JAKARTA (Arrahmah.id) - Presiden Prabowo Subianto kembali menanggapi kasus dugaan keracunan makanan dalam program Makan Bergizi Gratis (MBG).
Ia menilai insiden seperti itu bisa terjadi di mana saja, namun tetap menegaskan pemerintah tidak akan menoleransi adanya kelalaian.
“Dari sekian juta ada kekurangan, ada yang mereka bilang keracunan. Ya namanya sakit perut biasa sebetulnya, makan di warung sering. Saya makan di rumah saja sering salah makan, kadang-kadang kurang cuci tangan,” ujar Prabowo saat meninjau program MBG di SMPN 4 Kota Bekasi, Jawa Barat, Senin (17/11/2025).
Meskipun menyebut salah makan bisa terjadi pada siapa pun, Prabowo menegaskan pemerintah tetap bertanggung jawab penuh.

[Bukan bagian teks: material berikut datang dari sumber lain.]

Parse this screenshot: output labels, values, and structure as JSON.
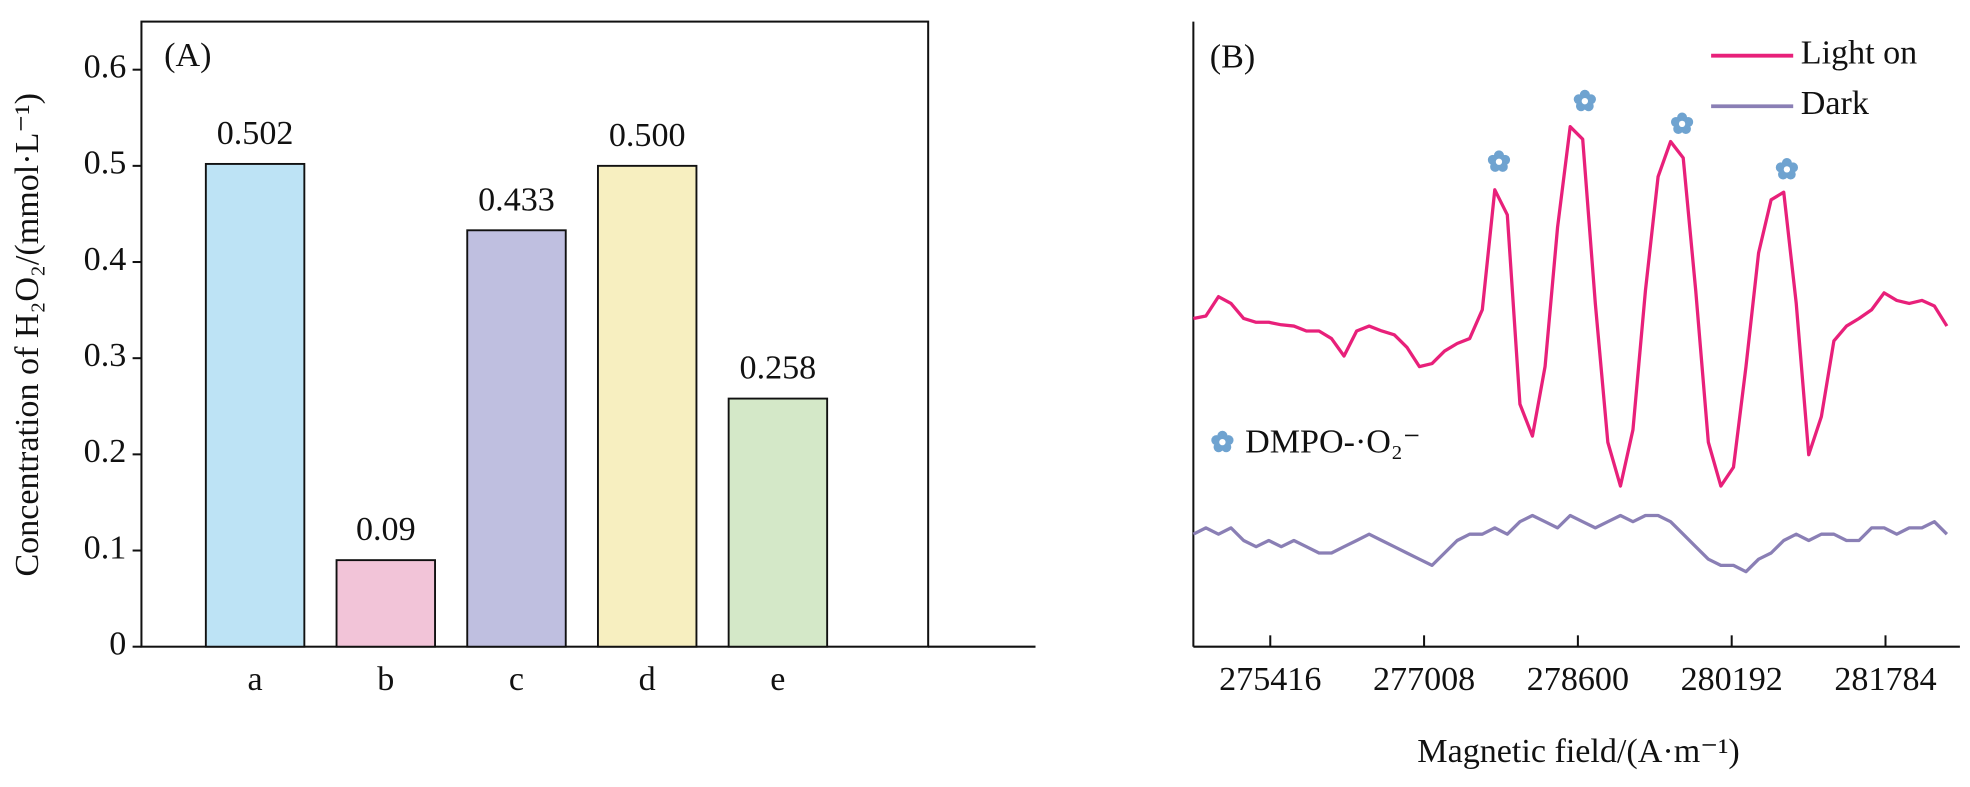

Ia menyampaikan bahwa pengawasan dan prosedur penyiapan makanan akan diperketat untuk mencegah kejadian serupa.
“Tapi kita ambil alih tanggung jawab. Tidak boleh ada sedikit pun penyimpangan. Karena itu sekarang persiapan lebih ketat, pemantauan lebih keras. Semua prosedur yang perlu diambil harus diambil — alat pembersih ompreng, alat filtrasi air, dan sebagainya,” tegasnya.
Prabowo juga menanggapi kritik terhadap program MBG. Menurutnya, wajar jika terdapat pihak yang tidak sependapat, namun ia meyakini mayoritas masyarakat merasakan manfaatnya.

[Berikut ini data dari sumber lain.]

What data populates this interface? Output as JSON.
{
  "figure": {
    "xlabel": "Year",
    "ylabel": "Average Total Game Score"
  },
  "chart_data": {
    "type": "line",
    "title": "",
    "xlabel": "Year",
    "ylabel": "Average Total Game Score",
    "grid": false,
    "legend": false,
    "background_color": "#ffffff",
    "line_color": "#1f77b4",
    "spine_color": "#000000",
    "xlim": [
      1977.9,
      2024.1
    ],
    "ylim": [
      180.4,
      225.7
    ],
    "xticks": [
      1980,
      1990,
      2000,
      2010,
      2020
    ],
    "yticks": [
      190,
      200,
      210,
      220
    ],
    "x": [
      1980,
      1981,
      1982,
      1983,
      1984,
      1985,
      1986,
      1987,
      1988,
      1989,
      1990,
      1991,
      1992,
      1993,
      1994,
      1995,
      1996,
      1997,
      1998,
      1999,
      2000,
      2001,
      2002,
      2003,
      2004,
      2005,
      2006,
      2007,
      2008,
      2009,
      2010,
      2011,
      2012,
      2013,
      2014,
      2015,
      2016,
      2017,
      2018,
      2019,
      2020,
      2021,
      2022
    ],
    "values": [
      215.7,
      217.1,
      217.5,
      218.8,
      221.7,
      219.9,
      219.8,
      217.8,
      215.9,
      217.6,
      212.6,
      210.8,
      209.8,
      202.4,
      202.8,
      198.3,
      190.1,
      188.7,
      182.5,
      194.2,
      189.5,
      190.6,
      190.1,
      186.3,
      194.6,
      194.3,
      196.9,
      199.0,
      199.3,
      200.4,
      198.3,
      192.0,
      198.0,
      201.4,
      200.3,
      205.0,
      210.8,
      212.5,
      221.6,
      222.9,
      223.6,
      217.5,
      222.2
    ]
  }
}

“Kalaupun ada beberapa orang yang tidak setuju, itu wajar. Tetapi secara garis besar, sebagian besar setuju dan merasakan manfaatnya,” kata Prabowo.
Ia menambahkan bahwa manfaat nutrisi dari program MBG akan berdampak langsung pada tumbuh kembang anak-anak.
“Tanya guru-guru, anak-anak itu merasa manfaat atau tidak dapat makanan di sekolah. Saya yakin mereka merasakan manfaatnya. Mereka akan makan protein, jadi lebih tinggi, ototnya lebih baik, tulangnya lebih kuat, sel otaknya lebih cerdas,” ujarnya.